EU-Nachhaltigkeitspolitik bleibt weit hinter Erwartungen zurück [DE]
Die Kommission hat vier Jahre nach Einleitung der EU-Nachhaltigkeitsstrategie auf dem Gipfel von Göteborg eine Mitteilung vorgelegt, in der sie die Fortschritte in diesem Bereich kritisch beurteilt.
Die Kommission hat vier Jahre nach Einleitung der EU-Nachhaltigkeitsstrategie auf dem Gipfel von Göteborg eine Mitteilung vorgelegt, in der sie die Fortschritte in diesem Bereich kritisch beurteilt.

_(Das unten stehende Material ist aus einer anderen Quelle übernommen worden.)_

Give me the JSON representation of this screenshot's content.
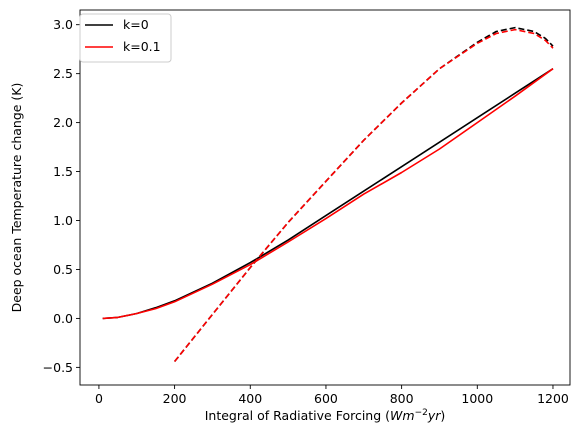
{
  "chart_data": {
    "type": "line",
    "xlabel_main": "Integral of Radiative Forcing (",
    "xlabel_unit_base": "Wm",
    "xlabel_unit_exp": "−2",
    "xlabel_unit_tail": "yr",
    "xlabel_close": ")",
    "ylabel": "Deep ocean Temperature change (K)",
    "xlim": [
      -50,
      1245
    ],
    "ylim": [
      -0.68,
      3.15
    ],
    "xticks": [
      0,
      200,
      400,
      600,
      800,
      1000,
      1200
    ],
    "yticks": [
      -0.5,
      0.0,
      0.5,
      1.0,
      1.5,
      2.0,
      2.5,
      3.0
    ],
    "ytick_labels": [
      "−0.5",
      "0.0",
      "0.5",
      "1.0",
      "1.5",
      "2.0",
      "2.5",
      "3.0"
    ],
    "grid": false,
    "legend_position": "top-left",
    "series": [
      {
        "name": "k=0",
        "color": "#000000",
        "style": "solid",
        "x": [
          10,
          50,
          100,
          150,
          200,
          300,
          400,
          500,
          600,
          700,
          800,
          900,
          1000,
          1100,
          1200
        ],
        "y": [
          0.0,
          0.01,
          0.05,
          0.11,
          0.18,
          0.36,
          0.57,
          0.8,
          1.05,
          1.3,
          1.55,
          1.8,
          2.05,
          2.3,
          2.55
        ]
      },
      {
        "name": "k=0.1",
        "color": "#ff0000",
        "style": "solid",
        "x": [
          10,
          50,
          100,
          150,
          200,
          300,
          400,
          500,
          600,
          700,
          800,
          900,
          1000,
          1100,
          1200
        ],
        "y": [
          0.0,
          0.01,
          0.05,
          0.1,
          0.17,
          0.35,
          0.55,
          0.78,
          1.02,
          1.27,
          1.49,
          1.73,
          2.0,
          2.27,
          2.55
        ]
      },
      {
        "name": "",
        "color": "#000000",
        "style": "dashed",
        "x": [
          200,
          300,
          400,
          500,
          600,
          700,
          800,
          900,
          1000,
          1050,
          1100,
          1150,
          1180,
          1200
        ],
        "y": [
          -0.44,
          0.04,
          0.52,
          0.98,
          1.4,
          1.82,
          2.2,
          2.55,
          2.82,
          2.93,
          2.97,
          2.93,
          2.86,
          2.78
        ]
      },
      {
        "name": "",
        "color": "#ff0000",
        "style": "dashed",
        "x": [
          200,
          300,
          400,
          500,
          600,
          700,
          800,
          900,
          1000,
          1050,
          1100,
          1150,
          1180,
          1200
        ],
        "y": [
          -0.44,
          0.04,
          0.52,
          0.98,
          1.4,
          1.82,
          2.2,
          2.55,
          2.81,
          2.91,
          2.95,
          2.91,
          2.84,
          2.76
        ]
      }
    ]
  }
}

Die Kommission hat am 9. Februar eine erste Mitteilung über die Überprüfung der EU-Nachhaltigkeitsstrategie veröffentlicht. In der Mitteilung bewertet die Kommission die Fortschritte, die seit 2005 erzielt worden sind. Sie gibt ebenfalls Aufschlüsse über die Ziele der künftigen Nachhaltigkeitspolitik, mit der sich eine zweite Mitteilung, die im Herbst 2005 vorgelegt werden soll, eingehender beschäftigen wird.
Die Bewertung der Kommission fällt sehr kritisch aus. Die Kommission räumt ein, dass es ihr nicht gelungen ist, verschiedene für die Nachhaltigkeit ungünstige Trends umzukehren:
- Klimawandel und saubere Energie
- Bedrohungen für die öffentliche Gesundheit sind in der EU seit 2001 weiter gewachsen.
- Armut und soziale Ausgrenzung stellen zunehmend große Probleme in der EU dar.
- Die Alterung der Gesellschaft stellt eine große Herausforderung für die europäischen Wohlfahrtssysteme dar.
- Probleme gibt es nach wie vor bei der Bewahrung der Biovielfalt und Bewirtschaftung der natürlichen Ressourcen.
- Die zunehmende Verkehrsüberbelastung untergräbt Bemühungen zur Entkoppelung von Verkehr und BIP-Wachstum.
- Die Globalisierung hat zum Teil schädliche Auswirkungen auf die Umwelt und die Gesellschaft.
- Die Millennium-Entwicklungsziele werden bei Weitem nicht erreicht.
In Bezug auf die künftige Ausrichtung der EU-Nachhaltigkeitspolitik bleibt die Kommission noch vage, sie umreißt jedoch sechs allgemeine Aspekte, die künftig ein höheren Stellenwert erhalten sollen:
- Die Bekräftigung der Grundsätze der EU-Strategie für nachhaltige Entwicklung und Gleichwertigkeit der drei Dimensionen („dass das Wirtschaftswachstum, der soziale Zusammenhalt und der Umweltschutz auf lange
Sicht Hand in Hand gehen müssen“.) - Die Bekräftigung eines neuen Ansatzes bei politischen Entscheidungsprozessen, bei denen künftig die (wirtschaftlichen, ökologischen und sozialen) Auswirkungen eines Vorschlags sorgfältig beurteilt werden sollen und verstärkt von marktorientierten Maßnahmen Gebrauch gemacht werden soll
- Untersuchung der Verknüpfungen nicht nachhaltiger Trends
- Klarere Ziele, Zielvorgaben und Fristen
- Wirksameres Monitoring
- Öffentliche und private Akteure sollten ihre Zusammenarbeit verbessern und sich das Ziel der nachhaltigen Entwicklung stärker zu Eigen machen.